Chaliimriia will never completely adjust to the clinging heat of the flatlands. This afternoon sprawled in the heart of summer. The air here was full of soft, muzzy smells: Warm soil. Mature grass. The sweat of the day's steady walk. A thousand other layers that must mean everything to the Kwi'Sakdi, who are wise in such a place. It was all intriguing. Most of it, she would never have the leisure time to learn.
Did something smell wrong? Sound wrong?
How would she know?
Better to keep quiet. Better to find a useful place to occupy, one whose impact on Kwi'Sakdi practices will be mild until sharpness is needed.
While Kavi and the Lady of Silences did their work, Chaliimriia quietly moved past them -- swinging wide away from the marks in the ground, that she may not mar any clues. She stopped at a point on the road ahead, perhaps two yards forward from their area of interest.
Chaliimriia had spent hours thinking about the dispositions she saw the Company make of themselves in moments of varying danger.
She liked this one, with the flexible arc of three or four. They could attack and defend with equal ease, covering an ideal range of approaches for so many possible threats. They freed the one or two in the concave space to focus on detail work. They could act independently, or support one another, with equal ease. They could trace a wide, shallow crescent, or a tight semicircle, depending on the shape of the ground and the colors of the sky.
She liked the aesthetics of it. Any Samakarii would! Function and elegance.
With the SNAFU Guild, Chaliimriia would not have placed herself at the forward edge of a perimeter formation. This spot would have felt too much like the nocking point on a half-drawn bow, facing to the rear. In the SNAFU Guild, her proper halting position was near center: the mountain squall from which other spirits streamed, order within chaos within order, each according to their origins. Kwi'Sakdi Company carried a different energy flow. Chaliimriia thought they would stay a grassland, a wide plain in the sunlight, while she shaped the wind from one side as a mountain spirit ought to do. Let these people descend upon the fight with power behind them.
As the faint road dust settled around her, Chaliimriia lifted the heavy necklace chain over her head. She wrapped it over the leather arm-guard on her left forearm a few times, murmuring a prayer in
Fa'lain:
To someone who does not understand Fa'lain, the prayer sounded like four short couplets, plus a less rhythmic or less poetic batch near the end.
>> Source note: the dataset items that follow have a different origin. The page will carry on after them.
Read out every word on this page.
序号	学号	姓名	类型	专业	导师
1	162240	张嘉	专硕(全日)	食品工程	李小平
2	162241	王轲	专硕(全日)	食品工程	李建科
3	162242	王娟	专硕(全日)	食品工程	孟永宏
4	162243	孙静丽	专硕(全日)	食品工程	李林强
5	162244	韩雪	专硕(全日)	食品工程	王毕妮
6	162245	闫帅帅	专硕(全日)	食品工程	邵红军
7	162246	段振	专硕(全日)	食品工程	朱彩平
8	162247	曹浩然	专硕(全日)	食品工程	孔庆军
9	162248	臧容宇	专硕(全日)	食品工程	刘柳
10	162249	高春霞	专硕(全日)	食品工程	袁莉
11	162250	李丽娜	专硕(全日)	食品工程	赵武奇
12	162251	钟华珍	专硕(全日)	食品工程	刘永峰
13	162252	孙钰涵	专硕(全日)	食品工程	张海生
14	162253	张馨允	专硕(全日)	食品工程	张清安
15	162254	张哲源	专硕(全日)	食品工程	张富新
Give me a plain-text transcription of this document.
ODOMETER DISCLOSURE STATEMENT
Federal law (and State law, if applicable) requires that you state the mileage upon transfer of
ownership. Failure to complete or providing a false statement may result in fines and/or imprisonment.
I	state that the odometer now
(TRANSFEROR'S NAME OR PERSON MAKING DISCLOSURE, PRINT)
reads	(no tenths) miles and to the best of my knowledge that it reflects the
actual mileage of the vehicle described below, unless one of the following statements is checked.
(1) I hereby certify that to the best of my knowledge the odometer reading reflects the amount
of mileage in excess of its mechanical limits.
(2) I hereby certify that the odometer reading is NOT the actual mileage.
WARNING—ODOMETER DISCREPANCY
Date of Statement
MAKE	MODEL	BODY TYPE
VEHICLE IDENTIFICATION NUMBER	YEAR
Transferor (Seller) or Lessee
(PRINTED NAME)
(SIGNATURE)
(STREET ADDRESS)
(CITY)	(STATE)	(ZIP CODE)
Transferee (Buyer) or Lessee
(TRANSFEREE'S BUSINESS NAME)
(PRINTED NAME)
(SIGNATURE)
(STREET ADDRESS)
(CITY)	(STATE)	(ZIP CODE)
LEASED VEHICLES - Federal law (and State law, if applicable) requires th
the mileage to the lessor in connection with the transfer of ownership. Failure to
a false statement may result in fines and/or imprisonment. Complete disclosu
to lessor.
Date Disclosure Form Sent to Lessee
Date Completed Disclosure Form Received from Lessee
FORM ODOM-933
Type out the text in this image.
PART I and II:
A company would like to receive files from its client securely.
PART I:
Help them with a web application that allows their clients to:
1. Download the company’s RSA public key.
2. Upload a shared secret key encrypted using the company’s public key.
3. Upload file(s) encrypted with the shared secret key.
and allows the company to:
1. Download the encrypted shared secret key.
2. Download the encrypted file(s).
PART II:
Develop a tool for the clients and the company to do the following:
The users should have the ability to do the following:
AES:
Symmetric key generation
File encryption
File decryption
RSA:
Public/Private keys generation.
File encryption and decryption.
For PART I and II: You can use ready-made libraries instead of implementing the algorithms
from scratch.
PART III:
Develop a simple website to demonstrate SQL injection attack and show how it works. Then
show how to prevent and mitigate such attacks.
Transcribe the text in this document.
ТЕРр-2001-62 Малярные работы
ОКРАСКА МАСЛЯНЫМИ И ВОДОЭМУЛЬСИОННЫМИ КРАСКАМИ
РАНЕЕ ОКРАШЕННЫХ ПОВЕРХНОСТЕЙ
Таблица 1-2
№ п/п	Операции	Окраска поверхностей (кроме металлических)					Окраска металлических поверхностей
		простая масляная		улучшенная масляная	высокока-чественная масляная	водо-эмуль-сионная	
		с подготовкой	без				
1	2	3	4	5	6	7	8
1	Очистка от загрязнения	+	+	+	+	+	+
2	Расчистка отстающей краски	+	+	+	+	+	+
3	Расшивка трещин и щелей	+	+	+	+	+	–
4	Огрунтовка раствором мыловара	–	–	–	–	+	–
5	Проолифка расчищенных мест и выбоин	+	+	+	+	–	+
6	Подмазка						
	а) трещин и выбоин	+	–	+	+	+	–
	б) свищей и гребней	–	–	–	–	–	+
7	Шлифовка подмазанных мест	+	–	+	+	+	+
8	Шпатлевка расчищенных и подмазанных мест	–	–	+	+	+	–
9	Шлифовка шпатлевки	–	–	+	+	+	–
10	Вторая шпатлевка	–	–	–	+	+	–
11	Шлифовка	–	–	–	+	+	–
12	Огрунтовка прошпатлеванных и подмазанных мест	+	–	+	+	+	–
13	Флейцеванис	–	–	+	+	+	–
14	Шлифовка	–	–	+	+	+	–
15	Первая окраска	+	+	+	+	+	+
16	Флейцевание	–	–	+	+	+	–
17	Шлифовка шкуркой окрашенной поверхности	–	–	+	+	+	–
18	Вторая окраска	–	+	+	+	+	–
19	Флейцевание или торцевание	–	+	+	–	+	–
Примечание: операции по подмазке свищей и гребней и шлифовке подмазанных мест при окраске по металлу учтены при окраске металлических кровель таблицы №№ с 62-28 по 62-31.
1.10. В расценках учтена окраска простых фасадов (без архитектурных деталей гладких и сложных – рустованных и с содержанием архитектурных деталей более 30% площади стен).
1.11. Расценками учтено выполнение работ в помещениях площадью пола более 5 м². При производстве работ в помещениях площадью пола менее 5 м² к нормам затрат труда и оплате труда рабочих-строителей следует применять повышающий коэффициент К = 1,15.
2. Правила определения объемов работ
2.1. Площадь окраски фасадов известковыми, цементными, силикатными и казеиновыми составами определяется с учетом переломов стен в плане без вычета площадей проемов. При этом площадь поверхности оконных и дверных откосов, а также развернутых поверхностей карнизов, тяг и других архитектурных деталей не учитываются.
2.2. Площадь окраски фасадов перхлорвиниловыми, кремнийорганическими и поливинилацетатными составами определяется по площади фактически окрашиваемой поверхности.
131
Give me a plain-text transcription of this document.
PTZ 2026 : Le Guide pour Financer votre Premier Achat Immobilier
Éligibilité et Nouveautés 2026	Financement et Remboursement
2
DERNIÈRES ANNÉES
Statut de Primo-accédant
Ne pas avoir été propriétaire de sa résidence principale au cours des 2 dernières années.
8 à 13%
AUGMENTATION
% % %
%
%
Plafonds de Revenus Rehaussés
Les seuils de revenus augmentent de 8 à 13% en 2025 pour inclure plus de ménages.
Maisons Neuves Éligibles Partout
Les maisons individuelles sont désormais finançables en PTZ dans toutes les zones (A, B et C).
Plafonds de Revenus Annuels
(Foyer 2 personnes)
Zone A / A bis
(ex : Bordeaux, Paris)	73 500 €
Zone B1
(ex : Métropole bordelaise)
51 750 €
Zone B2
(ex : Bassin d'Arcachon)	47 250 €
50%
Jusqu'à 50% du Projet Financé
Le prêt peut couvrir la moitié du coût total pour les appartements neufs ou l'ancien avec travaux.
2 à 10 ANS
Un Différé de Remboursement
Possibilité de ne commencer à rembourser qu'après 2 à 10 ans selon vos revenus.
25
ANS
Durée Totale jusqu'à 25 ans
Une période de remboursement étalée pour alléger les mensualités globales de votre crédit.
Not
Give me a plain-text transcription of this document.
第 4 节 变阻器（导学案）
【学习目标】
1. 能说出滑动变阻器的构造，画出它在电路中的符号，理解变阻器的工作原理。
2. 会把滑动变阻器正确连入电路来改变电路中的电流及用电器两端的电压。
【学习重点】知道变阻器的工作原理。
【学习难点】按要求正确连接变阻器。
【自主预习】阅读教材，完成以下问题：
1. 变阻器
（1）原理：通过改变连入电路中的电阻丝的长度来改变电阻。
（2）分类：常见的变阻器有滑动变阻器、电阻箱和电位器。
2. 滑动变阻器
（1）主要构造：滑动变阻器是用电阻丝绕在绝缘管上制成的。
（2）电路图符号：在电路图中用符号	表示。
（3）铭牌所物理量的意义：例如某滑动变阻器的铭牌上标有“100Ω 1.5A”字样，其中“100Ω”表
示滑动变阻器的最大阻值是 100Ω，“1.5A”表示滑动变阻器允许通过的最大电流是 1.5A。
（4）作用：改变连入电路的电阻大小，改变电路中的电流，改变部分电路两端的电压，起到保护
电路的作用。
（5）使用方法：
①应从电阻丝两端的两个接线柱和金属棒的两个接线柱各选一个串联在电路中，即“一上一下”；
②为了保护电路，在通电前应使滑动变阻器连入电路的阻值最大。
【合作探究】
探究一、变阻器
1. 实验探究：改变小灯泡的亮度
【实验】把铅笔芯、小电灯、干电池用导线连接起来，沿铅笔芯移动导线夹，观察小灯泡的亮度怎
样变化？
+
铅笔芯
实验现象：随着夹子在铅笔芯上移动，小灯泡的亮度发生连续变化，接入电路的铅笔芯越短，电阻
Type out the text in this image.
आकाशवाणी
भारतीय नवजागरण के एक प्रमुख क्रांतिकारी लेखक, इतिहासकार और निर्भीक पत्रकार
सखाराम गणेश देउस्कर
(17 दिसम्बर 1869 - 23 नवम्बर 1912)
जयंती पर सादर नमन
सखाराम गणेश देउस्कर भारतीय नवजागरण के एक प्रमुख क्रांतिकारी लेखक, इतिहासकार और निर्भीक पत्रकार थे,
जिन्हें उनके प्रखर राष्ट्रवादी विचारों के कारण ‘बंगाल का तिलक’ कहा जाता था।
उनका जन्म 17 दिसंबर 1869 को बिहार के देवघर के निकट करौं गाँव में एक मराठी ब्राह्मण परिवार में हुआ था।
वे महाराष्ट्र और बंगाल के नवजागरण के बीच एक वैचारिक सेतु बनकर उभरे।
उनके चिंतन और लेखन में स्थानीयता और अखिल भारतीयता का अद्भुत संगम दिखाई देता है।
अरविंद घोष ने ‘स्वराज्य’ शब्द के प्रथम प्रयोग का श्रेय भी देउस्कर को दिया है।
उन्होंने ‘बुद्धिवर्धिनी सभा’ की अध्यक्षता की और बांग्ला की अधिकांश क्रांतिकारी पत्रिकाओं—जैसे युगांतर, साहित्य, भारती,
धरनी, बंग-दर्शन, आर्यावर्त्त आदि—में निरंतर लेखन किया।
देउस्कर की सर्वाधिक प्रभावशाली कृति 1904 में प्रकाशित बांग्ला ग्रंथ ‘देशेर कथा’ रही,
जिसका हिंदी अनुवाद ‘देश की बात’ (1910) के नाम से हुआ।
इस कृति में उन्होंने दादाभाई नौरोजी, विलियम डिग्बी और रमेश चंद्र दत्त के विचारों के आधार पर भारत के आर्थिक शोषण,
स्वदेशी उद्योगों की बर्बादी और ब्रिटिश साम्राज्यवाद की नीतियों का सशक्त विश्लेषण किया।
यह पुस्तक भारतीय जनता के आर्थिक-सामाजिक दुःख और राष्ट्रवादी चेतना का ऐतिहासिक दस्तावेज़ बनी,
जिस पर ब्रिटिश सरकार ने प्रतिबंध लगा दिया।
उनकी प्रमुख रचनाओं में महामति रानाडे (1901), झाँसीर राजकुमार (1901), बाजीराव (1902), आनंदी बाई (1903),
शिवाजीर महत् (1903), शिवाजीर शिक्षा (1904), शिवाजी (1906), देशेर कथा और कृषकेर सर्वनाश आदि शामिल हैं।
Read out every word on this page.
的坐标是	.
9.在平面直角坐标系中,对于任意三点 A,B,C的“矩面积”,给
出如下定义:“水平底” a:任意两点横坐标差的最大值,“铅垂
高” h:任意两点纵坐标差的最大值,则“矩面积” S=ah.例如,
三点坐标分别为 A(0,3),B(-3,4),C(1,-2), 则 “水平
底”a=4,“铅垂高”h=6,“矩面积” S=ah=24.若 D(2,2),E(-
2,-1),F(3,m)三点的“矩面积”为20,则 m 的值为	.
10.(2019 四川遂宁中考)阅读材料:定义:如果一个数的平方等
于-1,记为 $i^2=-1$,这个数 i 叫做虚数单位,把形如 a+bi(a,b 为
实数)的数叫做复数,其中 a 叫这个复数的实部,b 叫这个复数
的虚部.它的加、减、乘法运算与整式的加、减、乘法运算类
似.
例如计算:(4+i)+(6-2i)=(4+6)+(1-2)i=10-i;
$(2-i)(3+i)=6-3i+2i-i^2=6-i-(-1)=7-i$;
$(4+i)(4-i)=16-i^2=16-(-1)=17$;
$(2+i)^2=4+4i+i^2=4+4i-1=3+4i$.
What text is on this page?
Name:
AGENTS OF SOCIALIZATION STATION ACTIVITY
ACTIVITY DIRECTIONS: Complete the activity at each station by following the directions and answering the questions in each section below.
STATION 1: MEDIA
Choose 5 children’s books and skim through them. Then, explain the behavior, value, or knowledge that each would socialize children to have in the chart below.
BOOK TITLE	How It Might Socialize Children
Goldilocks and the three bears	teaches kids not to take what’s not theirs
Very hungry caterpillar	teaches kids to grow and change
Protector, you are impervious;
guide our salvation.
Storm Mother, you are the swift-cutting air;
guide our strike.
Huntress, you are beyond limits;
guide our craftworks.
Good Matron, you are storm and mountain, protector and pursuer;
I have been wearing this armor for a day and a half, and more than half. I have no breeze. I muchly wish to discuss my waning tolerance with whatever begat the need to wear my armor as I travel. Guide our adversaries to the place where they shall receive your blessings.
The sword-shaped pendant dangled over the back of her left hand. Anyone facing the riser of her longbow would see the holy symbol of Zla Lngan Ma before they saw the tip of a nocked arrow.
For six seconds, a swirl of red hailstones reflected in Chaliimriia's hazel gray eyes.
In reaction to Kavi's warning of possible danger, Chaliimriia used her right hand to unsnap the straps for her backpack. She shrugged enough that it would thud dully to the ground behind her. She drew an arrow from the quiver at her hip and readied it, drawing the string only partway, bow still pointed downward.